From my own experience, Dimorphic appears a bit longer billed than Little, the bill is also deeper based with a slightly drooping tip (all this rather subtle…)…

BirdForum

Appears longer-billed — does that mean it actually has a longer bill, or that birds with dark plumage tend to create the impression of having larger bills? There must be a law that I don’t know much about.
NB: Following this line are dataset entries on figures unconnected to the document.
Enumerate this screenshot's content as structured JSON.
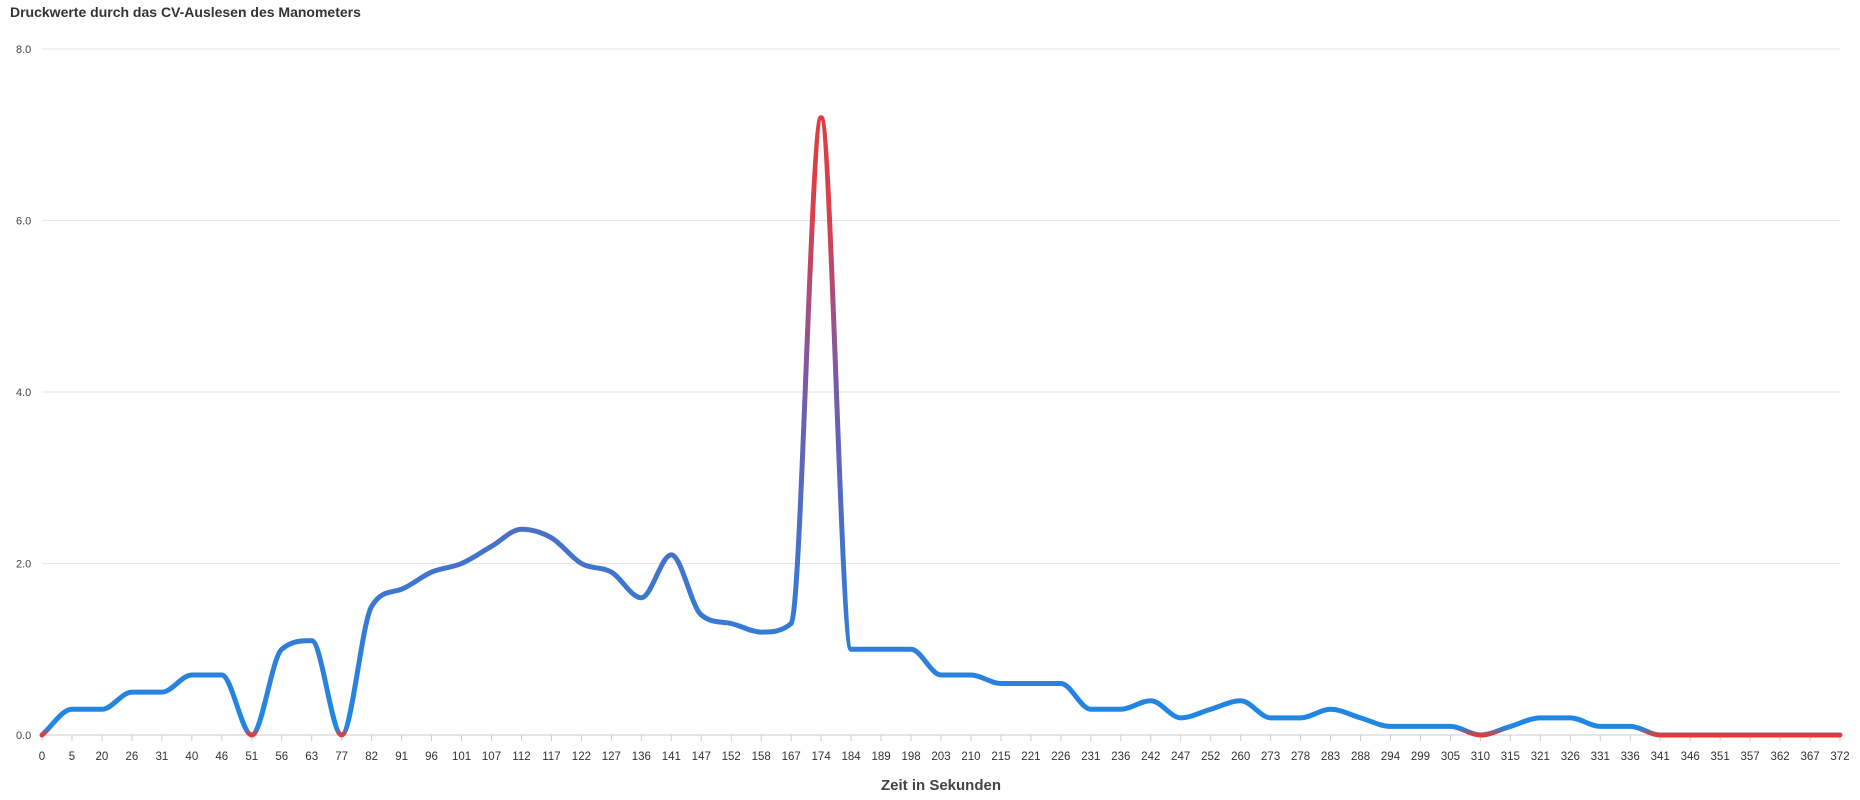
{
  "chart_data": {
    "type": "line",
    "title": "Druckwerte durch das CV-Auslesen des Manometers",
    "xlabel": "Zeit in Sekunden",
    "ylabel": "",
    "ylim": [
      0,
      8
    ],
    "yticks": [
      "0.0",
      "2.0",
      "4.0",
      "6.0",
      "8.0"
    ],
    "grid": true,
    "categories": [
      "0",
      "5",
      "20",
      "26",
      "31",
      "40",
      "46",
      "51",
      "56",
      "63",
      "77",
      "82",
      "91",
      "96",
      "101",
      "107",
      "112",
      "117",
      "122",
      "127",
      "136",
      "141",
      "147",
      "152",
      "158",
      "167",
      "174",
      "184",
      "189",
      "198",
      "203",
      "210",
      "215",
      "221",
      "226",
      "231",
      "236",
      "242",
      "247",
      "252",
      "260",
      "273",
      "278",
      "283",
      "288",
      "294",
      "299",
      "305",
      "310",
      "315",
      "321",
      "326",
      "331",
      "336",
      "341",
      "346",
      "351",
      "357",
      "362",
      "367",
      "372"
    ],
    "series": [
      {
        "values": [
          0.0,
          0.3,
          0.3,
          0.5,
          0.5,
          0.7,
          0.7,
          0.0,
          1.0,
          1.1,
          0.0,
          1.5,
          1.7,
          1.9,
          2.0,
          2.2,
          2.4,
          2.3,
          2.0,
          1.9,
          1.6,
          2.1,
          1.4,
          1.3,
          1.2,
          1.3,
          7.2,
          1.0,
          1.0,
          1.0,
          0.7,
          0.7,
          0.6,
          0.6,
          0.6,
          0.3,
          0.3,
          0.4,
          0.2,
          0.3,
          0.4,
          0.2,
          0.2,
          0.3,
          0.2,
          0.1,
          0.1,
          0.1,
          0.0,
          0.1,
          0.2,
          0.2,
          0.1,
          0.1,
          0.0,
          0.0,
          0.0,
          0.0,
          0.0,
          0.0,
          0.0
        ]
      }
    ],
    "colors": {
      "low": "#1e88e5",
      "high": "#e53935",
      "grid": "#e6e6e6",
      "axis": "#cccccc"
    }
  }
}
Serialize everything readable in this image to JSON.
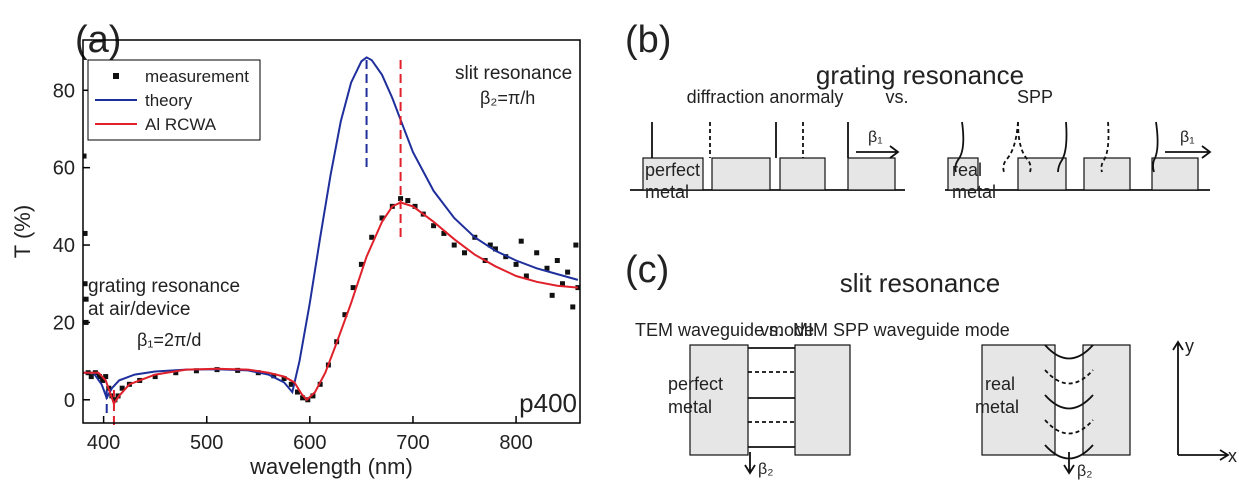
{
  "chart_data": {
    "type": "line",
    "panel_label": "(a)",
    "xlabel": "wavelength (nm)",
    "ylabel": "T (%)",
    "xlim": [
      380,
      862
    ],
    "ylim": [
      -6,
      93
    ],
    "xticks": [
      400,
      500,
      600,
      700,
      800
    ],
    "yticks": [
      0,
      20,
      40,
      60,
      80
    ],
    "legend": "upper left",
    "series": [
      {
        "name": "measurement",
        "color": "#111111",
        "style": "markers",
        "x": [
          381,
          382,
          382,
          383,
          383,
          385,
          388,
          392,
          396,
          399,
          402,
          405,
          408,
          411,
          414,
          418,
          425,
          435,
          450,
          470,
          490,
          510,
          530,
          550,
          565,
          575,
          582,
          588,
          593,
          598,
          603,
          610,
          618,
          626,
          634,
          642,
          650,
          660,
          670,
          680,
          688,
          695,
          702,
          710,
          720,
          730,
          740,
          750,
          760,
          770,
          775,
          780,
          790,
          800,
          805,
          810,
          820,
          830,
          835,
          840,
          845,
          850,
          855,
          858,
          860
        ],
        "values": [
          63,
          43,
          30,
          26,
          20,
          7,
          6,
          7,
          6,
          5,
          6,
          3,
          1,
          0,
          1,
          3,
          4,
          5,
          6,
          7,
          7.5,
          7.8,
          7.6,
          7,
          6.2,
          5.5,
          4,
          2,
          0.5,
          0,
          1,
          4,
          9,
          15,
          22,
          29,
          35,
          42,
          47,
          50,
          52,
          51.5,
          50,
          48,
          45,
          43,
          40,
          38,
          42,
          36,
          40,
          39,
          37,
          35,
          41,
          32,
          38,
          34,
          27,
          36,
          30,
          33,
          24,
          40,
          29
        ]
      },
      {
        "name": "theory",
        "color": "#1f2f9c",
        "style": "line",
        "x": [
          380,
          390,
          398,
          403,
          408,
          415,
          430,
          450,
          480,
          510,
          540,
          560,
          575,
          583,
          590,
          600,
          610,
          620,
          630,
          640,
          650,
          655,
          660,
          670,
          680,
          690,
          700,
          720,
          740,
          760,
          780,
          800,
          820,
          840,
          860
        ],
        "values": [
          7,
          7,
          4,
          0.5,
          3,
          5,
          6.5,
          7.3,
          7.8,
          7.9,
          7.6,
          6.5,
          4.5,
          2,
          10,
          25,
          42,
          58,
          72,
          82,
          87.5,
          88.5,
          87.8,
          84,
          78,
          71,
          64,
          54,
          47,
          42,
          38.5,
          36,
          34,
          32.5,
          31
        ]
      },
      {
        "name": "Al RCWA",
        "color": "#e0202a",
        "style": "line",
        "x": [
          380,
          395,
          402,
          406,
          410,
          415,
          425,
          450,
          480,
          510,
          540,
          560,
          575,
          585,
          592,
          597,
          605,
          615,
          625,
          640,
          655,
          670,
          680,
          688,
          700,
          720,
          740,
          760,
          780,
          800,
          820,
          840,
          860
        ],
        "values": [
          7,
          7,
          5,
          2,
          -1,
          1,
          4,
          6.5,
          7.8,
          8,
          7.8,
          7,
          6,
          4.5,
          1.5,
          0,
          2,
          7,
          14,
          25,
          37,
          46,
          50,
          51,
          50,
          46,
          41.5,
          37.5,
          34.5,
          32,
          30.5,
          29.5,
          29
        ]
      }
    ],
    "resonance_lines": [
      {
        "x": 403,
        "color": "#1f2f9c"
      },
      {
        "x": 410,
        "color": "#e0202a"
      },
      {
        "x": 655,
        "color": "#1f2f9c"
      },
      {
        "x": 688,
        "color": "#e0202a"
      }
    ],
    "annotations": [
      {
        "text": [
          "grating resonance",
          "at air/device"
        ]
      },
      {
        "text": "β₁=2π/d"
      },
      {
        "text": "slit resonance"
      },
      {
        "text": "β₂=π/h"
      },
      {
        "text": "p400"
      }
    ]
  },
  "panel_b": {
    "label": "(b)",
    "title": "grating resonance",
    "left_label": "diffraction anormaly",
    "vs": "vs.",
    "right_label": "SPP",
    "beta": "β₁",
    "left_metal": [
      "perfect",
      "metal"
    ],
    "right_metal": [
      "real",
      "metal"
    ]
  },
  "panel_c": {
    "label": "(c)",
    "title": "slit resonance",
    "left_label": "TEM waveguide mode",
    "vs": "vs.",
    "right_label": "MIM SPP waveguide mode",
    "beta": "β₂",
    "left_metal": [
      "perfect",
      "metal"
    ],
    "right_metal": [
      "real",
      "metal"
    ],
    "axis_y": "y",
    "axis_x": "x"
  }
}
Multiply now, classify later

Another post on a similar thread opines that the birds of these two acknowledged species — the Little Egret and the Dimorphic Egret — “hybridise freely” so let me not to the marriage of true minds admit impediments. While we allow the birds have a go at taking Darwin and Dawkins to the cleaners, the unsuspecting birdwatcher is tossed into the midst of a pitched battle where lumpers and splitters are going at each other’s binomials with blunt weapons.

Here’s the thing. Unlike elite ornithologists and taxonomists, we plebian birders draw conclusions from watching live, highly mobile birds in the great outdoors, and not stiff, dead, compliant corpses in museum collections. There’s the factor of distance and various other permutations and combinations of viewing conditions, as also the additional challenge (unlike one is fortunate to be part of a mist-netting and ringing exercise) of not having the luxury of using callipers or measuring tapes on our living birds. So, whether an egret is gracile in form or not, whether its legs be thick or slender… these are topics marooned in the quagmires of heated opinion best recollected along with a little tipple at the end of a long and satisfying day of birding.

So, until a winner emerges from these systematics skirmishes and pronounces a new species, or sends one back to its ancestral clade with its cousins, let’s just watch egrets without regrets.

But closely, ok?

Hey, do you think that one’s bill is a little longer?